45.      Wat is nu het doorslaggevende verschil tussen de zaken Bettray en Steymann? Behalve naar de drie voorwaarden, genoemd in punt 35 hierboven, kijkt het Hof naar het economische karakter van de activiteit. Het arrest Steymann is wat dit betreft duidelijk. Maar, hebben de activiteiten die de begunstigde van de WSW verricht dan géén economisch karakter? Ik vraag mij dit af. Blijkbaar ziet het Hof de WSW slechts als een instrument ten behoeve van de integratie van mensen met een persoonlijke achterstand en niet als een vorm van – weliswaar gesubsidieerde, maar toch echte – arbeid, die leidt tot de voortbrenging van producten voor de markt.

46.      Gelet op de essentie van de hierboven weergegeven rechtspraak – waarbij het werknemersbegrip zeer ruim wordt uitgelegd – dient het arrest Bettray in zijn specifieke context te worden gezien, waarbij de integratiedoelstelling van de WSW bepalend is. Het Hof benadrukt de beperkte reikwijdte van zijn conclusie in de zaak Bettray als volgt: „Deze conclusie is enkel te verklaren door de bijzonderheden van het geval en ligt daarmee niet in de lijn van de rechtspraak betreffende de uitlegging van het begrip werknemer in de zin van het gemeenschapsrecht.”(23)

C –    De eigenlijke beantwoording

47.      Deze zaak vormt een voorbeeld van de door mij hierboven als heterogeen beschreven werkelijkheid.

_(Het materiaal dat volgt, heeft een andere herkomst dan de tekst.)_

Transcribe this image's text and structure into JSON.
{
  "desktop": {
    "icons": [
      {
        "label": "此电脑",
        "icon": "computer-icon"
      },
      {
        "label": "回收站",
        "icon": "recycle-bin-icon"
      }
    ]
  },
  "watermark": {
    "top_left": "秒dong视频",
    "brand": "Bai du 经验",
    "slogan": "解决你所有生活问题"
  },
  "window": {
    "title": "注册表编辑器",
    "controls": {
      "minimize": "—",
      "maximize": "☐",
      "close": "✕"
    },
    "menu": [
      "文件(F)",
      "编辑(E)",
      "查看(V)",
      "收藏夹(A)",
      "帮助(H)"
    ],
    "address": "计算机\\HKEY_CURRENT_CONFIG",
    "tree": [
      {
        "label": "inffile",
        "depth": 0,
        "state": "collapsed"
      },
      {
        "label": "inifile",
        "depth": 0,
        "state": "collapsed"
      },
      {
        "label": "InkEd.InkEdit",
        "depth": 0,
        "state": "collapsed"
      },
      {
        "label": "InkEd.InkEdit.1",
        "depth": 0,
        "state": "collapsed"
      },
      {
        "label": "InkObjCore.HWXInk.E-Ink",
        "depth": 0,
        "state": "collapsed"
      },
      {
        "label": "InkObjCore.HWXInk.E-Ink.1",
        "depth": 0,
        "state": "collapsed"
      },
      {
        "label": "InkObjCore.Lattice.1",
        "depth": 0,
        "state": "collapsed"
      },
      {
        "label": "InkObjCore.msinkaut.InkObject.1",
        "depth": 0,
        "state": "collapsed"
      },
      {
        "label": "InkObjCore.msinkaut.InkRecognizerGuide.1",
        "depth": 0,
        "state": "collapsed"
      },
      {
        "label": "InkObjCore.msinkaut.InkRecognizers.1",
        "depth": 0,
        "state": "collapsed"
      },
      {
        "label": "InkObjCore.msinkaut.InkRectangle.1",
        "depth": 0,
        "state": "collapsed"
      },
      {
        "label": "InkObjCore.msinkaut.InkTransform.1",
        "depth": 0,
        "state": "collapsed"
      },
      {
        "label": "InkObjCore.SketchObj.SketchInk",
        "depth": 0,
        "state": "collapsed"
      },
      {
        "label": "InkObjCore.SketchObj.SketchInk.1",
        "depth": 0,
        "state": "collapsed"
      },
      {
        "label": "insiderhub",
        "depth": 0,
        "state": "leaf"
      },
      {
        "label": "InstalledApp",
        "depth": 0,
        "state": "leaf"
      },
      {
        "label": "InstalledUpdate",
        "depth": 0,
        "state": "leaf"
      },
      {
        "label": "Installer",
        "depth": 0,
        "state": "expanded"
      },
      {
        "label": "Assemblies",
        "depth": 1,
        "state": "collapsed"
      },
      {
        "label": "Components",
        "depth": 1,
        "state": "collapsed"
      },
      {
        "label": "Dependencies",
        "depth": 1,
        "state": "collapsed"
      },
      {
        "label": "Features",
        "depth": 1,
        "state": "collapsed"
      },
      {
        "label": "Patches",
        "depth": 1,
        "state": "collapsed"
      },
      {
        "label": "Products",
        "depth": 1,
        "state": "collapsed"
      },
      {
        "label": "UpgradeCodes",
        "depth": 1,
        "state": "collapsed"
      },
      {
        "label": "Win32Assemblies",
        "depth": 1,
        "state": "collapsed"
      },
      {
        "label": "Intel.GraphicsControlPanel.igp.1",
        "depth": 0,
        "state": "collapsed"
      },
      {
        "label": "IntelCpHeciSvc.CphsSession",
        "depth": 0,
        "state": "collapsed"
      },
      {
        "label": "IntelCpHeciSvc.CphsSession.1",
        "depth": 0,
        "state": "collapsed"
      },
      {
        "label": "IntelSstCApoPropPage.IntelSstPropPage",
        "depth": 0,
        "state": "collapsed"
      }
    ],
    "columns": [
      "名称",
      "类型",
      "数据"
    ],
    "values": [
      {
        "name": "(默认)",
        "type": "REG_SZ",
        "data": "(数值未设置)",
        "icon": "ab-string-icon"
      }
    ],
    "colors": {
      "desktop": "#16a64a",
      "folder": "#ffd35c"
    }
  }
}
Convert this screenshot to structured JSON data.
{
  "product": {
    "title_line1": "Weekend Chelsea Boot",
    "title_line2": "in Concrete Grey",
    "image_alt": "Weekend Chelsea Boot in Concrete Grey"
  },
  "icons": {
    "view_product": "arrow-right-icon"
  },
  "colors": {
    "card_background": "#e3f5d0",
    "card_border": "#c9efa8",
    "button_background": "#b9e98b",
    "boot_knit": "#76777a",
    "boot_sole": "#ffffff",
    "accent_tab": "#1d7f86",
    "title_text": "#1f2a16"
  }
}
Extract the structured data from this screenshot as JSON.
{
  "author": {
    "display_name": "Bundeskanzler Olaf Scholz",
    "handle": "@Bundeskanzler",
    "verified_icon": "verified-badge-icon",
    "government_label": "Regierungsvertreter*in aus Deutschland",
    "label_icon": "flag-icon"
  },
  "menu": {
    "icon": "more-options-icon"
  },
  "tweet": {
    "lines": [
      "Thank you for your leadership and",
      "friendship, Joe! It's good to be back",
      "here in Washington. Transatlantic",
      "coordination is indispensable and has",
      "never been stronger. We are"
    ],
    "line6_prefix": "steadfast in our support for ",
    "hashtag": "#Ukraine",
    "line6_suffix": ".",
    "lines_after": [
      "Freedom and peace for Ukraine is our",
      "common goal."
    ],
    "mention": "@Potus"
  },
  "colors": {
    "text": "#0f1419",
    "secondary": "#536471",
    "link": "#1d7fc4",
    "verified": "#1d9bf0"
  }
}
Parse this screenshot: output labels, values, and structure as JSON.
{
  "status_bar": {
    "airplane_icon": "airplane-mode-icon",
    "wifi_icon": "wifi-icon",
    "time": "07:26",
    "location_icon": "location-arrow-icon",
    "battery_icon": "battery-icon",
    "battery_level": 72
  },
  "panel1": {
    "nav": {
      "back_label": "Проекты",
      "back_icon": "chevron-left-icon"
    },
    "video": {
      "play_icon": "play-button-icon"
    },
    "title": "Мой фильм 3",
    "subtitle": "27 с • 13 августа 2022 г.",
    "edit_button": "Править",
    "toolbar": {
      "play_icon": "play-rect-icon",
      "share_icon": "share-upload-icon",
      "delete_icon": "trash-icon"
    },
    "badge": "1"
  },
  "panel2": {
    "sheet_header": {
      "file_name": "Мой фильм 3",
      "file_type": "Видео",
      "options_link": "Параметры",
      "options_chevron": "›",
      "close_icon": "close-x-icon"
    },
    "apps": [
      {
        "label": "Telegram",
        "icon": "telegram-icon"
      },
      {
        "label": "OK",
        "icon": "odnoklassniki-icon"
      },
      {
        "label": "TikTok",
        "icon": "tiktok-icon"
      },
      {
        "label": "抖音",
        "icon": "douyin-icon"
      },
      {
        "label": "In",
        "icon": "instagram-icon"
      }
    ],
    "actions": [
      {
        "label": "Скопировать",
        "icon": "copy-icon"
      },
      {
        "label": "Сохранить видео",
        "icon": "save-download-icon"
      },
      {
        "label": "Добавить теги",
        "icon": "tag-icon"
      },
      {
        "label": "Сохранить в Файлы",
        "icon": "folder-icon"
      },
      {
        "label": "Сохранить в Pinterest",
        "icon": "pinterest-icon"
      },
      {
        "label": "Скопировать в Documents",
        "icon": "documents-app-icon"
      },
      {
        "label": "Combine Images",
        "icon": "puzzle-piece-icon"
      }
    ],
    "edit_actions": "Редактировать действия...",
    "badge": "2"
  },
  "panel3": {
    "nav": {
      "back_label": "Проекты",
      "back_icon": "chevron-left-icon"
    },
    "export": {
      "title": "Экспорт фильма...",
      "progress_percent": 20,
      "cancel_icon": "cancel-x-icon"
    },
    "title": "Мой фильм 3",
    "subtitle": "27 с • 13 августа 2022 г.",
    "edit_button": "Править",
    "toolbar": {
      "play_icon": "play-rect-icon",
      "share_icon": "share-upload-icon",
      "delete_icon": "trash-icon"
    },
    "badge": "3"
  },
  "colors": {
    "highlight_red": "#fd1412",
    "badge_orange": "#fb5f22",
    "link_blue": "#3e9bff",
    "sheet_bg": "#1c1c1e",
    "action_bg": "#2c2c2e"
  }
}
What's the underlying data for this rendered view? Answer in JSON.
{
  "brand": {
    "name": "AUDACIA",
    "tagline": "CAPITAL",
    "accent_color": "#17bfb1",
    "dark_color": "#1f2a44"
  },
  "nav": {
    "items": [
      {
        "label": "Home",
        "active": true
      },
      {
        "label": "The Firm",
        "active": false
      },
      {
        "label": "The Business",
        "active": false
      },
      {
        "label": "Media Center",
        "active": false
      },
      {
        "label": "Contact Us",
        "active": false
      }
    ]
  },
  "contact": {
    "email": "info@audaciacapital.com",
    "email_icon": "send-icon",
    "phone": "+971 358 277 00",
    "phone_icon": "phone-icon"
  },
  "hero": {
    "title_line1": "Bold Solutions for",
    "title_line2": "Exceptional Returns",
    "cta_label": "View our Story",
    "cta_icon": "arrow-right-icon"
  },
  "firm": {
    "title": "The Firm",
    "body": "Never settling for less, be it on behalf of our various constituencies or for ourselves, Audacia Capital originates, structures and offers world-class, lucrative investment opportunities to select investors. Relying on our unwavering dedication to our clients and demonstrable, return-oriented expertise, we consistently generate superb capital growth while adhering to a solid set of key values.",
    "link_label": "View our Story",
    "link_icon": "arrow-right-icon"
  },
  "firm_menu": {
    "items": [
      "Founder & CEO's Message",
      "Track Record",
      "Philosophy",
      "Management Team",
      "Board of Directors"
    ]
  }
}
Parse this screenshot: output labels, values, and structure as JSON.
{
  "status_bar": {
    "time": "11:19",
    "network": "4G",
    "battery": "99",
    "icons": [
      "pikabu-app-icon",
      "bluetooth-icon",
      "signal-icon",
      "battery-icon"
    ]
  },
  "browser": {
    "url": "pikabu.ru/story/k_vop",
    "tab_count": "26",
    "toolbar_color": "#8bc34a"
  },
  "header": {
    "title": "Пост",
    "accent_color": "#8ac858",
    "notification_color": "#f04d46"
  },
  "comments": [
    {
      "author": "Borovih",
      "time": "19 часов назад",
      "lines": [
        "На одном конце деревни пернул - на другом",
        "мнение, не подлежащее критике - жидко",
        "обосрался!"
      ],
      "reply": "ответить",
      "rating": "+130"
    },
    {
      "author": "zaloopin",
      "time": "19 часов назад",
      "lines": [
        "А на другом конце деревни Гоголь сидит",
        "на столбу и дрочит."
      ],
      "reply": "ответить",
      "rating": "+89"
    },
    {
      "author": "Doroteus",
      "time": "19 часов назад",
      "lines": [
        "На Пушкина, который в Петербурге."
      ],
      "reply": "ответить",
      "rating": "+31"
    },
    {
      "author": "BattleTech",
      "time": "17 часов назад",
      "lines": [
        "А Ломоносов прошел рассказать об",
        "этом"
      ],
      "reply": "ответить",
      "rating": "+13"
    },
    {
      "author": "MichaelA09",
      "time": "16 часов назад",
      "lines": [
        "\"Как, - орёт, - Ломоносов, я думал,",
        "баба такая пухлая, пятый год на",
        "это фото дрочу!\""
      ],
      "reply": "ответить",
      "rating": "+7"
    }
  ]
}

De heer Trojani verricht bepaalde werkzaamheden voor het Leger des Heils, waarvan in ieder geval vaststaat dat deze rechtstreeks samenhangen met de opvang die hem wordt verleend in een van de opvanghuizen van het Leger des Heils en waarvan bovendien vaststaat dat hij daarmee niet volledig in zijn levensonderhoud kan voorzien. Daarom vraagt hij een aanvullende uitkering aan die hem een bestaansminimum moet garanderen.

48.      Het Hof heeft – zo blijkt uit het bovenstaande – het werknemersbegrip ruim uitgelegd, waarbij ook activiteiten met een geringe omvang, een geringe beloning en een geringe productiviteit volstaan om als werknemer te worden aangemerkt. Er is sprake van een arbeidsrelatie indien aan drie voorwaarden is voldaan: de duurzaamheid van de activiteit, een ondergeschiktheidsrelatie en een beloning.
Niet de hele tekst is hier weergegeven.